La chiusura delle discoteche, come prevedibile, ha sollevato numerose polemiche da parte degli operatori di un settore, quello dello spettacolo e dell’intrattenimento, tra i più colpiti economicamente dall’inizio di questa emergenza. D'altronde, era sin dall’inizio prevedibile la chiusura di quelli che sono luoghi di assembramento per eccellenza, dato che è proprio nell’assembramento che è insito il loro scopo: nessuno in discoteca si è mai divertito in un locale vuoto o stando a debita distanza dagli altri. Chiunque in questi luoghi ha vissuto forti emozioni derivanti dal contatto e dalla vicinanza con l’altro; si vada a dirlo a chi in discoteca ha trovato l’amore della vita o, perché no, anche quello della serata, di stare a 2 metri di distanza l’uno dall’altro in pista.
La cultura non fa rumore
Questa nuova disposizione trova il suo motivo di essere nell’aumento del numero dei contagi, che da qualche giorno hanno ripreso la loro salita. Sia ben chiaro: massima solidarietà a tutti coloro che grazie al “mondo della notte” vivono e danno lavoro. Perché se per i più la discoteca è un luogo di divertimento, per molti altri significa sacrifici, lavoro e investimenti ingenti.
Tuttavia, le polemiche che sono susseguite a questa decisione aprono la strada a una doverosa riflessione sullo stato attuale del nostro Paese.
Paese dove, mentre da una parte il “mondo della notte” ha riaperto e richiuso, dall’altra il “mondo della cultura” non ha mai visto le sue porte riaprirsi: le scuole sono rimaste chiuse per mesi (e non è poi così scontato l’avvio dell’anno scolastico in presenza) e le università operano ancora in modalità a distanza. Le immagini delle discussioni delle tesi di laurea davanti un PC in cucina di casa è una delle immagini più emblematiche che porteremo con noi quando tutto questo sarà finito.

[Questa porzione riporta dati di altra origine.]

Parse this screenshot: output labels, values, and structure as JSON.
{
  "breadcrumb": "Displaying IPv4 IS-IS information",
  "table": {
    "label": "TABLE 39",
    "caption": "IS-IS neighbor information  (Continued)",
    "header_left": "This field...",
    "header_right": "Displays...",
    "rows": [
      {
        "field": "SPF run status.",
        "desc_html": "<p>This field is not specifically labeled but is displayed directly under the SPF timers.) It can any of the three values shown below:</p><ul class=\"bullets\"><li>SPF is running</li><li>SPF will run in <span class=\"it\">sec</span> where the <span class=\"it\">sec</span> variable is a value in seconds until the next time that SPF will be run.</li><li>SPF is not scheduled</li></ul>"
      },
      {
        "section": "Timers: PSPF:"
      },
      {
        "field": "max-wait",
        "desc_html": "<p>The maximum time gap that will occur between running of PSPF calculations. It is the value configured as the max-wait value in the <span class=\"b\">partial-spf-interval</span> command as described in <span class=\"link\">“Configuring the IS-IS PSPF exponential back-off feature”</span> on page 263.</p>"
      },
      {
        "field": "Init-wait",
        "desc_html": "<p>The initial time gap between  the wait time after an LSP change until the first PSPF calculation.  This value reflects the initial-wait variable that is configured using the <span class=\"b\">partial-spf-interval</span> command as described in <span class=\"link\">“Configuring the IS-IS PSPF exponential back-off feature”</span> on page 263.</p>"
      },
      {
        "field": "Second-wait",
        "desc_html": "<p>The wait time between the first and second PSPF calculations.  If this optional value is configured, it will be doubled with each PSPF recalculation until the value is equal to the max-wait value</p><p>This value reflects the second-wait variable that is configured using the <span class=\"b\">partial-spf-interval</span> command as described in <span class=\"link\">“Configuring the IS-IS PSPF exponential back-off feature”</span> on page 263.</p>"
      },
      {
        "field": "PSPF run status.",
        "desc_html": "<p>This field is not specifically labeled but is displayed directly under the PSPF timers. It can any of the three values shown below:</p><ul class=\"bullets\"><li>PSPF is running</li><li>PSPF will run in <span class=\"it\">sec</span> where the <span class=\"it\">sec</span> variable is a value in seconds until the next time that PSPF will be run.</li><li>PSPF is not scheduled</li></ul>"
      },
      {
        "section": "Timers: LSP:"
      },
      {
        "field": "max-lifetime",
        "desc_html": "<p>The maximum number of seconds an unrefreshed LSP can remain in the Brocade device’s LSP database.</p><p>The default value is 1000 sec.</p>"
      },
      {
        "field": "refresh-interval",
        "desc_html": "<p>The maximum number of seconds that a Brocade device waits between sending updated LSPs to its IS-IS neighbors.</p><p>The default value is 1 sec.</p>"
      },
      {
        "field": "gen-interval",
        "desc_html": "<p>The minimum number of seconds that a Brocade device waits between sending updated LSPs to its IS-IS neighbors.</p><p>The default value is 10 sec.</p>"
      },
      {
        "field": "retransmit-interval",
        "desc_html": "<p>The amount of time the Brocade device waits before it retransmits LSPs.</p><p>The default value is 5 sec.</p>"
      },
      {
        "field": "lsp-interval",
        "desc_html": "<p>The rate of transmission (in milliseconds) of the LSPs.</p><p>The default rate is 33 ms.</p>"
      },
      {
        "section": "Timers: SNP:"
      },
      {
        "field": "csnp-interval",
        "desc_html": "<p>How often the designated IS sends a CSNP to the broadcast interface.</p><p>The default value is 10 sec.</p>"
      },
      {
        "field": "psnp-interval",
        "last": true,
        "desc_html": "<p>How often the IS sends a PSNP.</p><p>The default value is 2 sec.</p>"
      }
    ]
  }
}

Il fatto che l’attività in presenza sia tutt’ora ferma non è da considerarsi di non poco conto, in quanto tutti conoscono i benefici di studiare e apprendere attraverso il contatto col docente in un setting che non sia la propria camera da letto.
In tutto questo, appare paradossale come lo stesso soggetto in fase di apprendimento non possa al mattino recarsi nelle aule universitarie con le dovute e doverose precauzioni che questa emergenza richiede, ma debba partecipare a “fredde” lezioni a distanza, mentre alla sera possa liberamente andare a divertirsi in discoteca.
I più sosterranno che il problema non è rappresentato in forma esclusiva dal mondo della notte, in quanto questo non è l’unico luogo dove il rischio di assembramento incontrollato è elevatissimo. Anche qui, la questione merita una doverosa riflessione da parte degli organi di governo politico, in quanto la questione e complicata e delicata nonché reale e attuale. L’emergenza sanitaria è ancora presente e i dati ce lo dimostrano quotidianamente, così come avvalorano il fatto che riaprire tutto incondizionatamente possa essere stata una misura troppo avventata.
Abbiamo faticato tutti tanto in questi mesi, e non solo noi sanitari: docenti, genitori, studenti, lavoratori, imprenditori, disoccupati. Tutte le classi sociali sono state colpite trasversalmente e sono state chiamate a fare numerosi sacrifici.
Non dimentichiamocelo, non rendiamo vano tutti gli sforzi fatti nei mesi scorsi. Forse si stanno già iniziando a dimenticare le strade deserte, le serrande chiuse, il non poter uscire dal proprio comune di residenza, il non poter camminare a più di 200 metri da casa.
Perché solo la memoria può far evitare di ricadere ben presto in tutto questo. E in un Paese dove la chiusura del mondo della notte crea più scandalo di quella del mondo della cultura non può che destare una più che giustificata preoccupazione.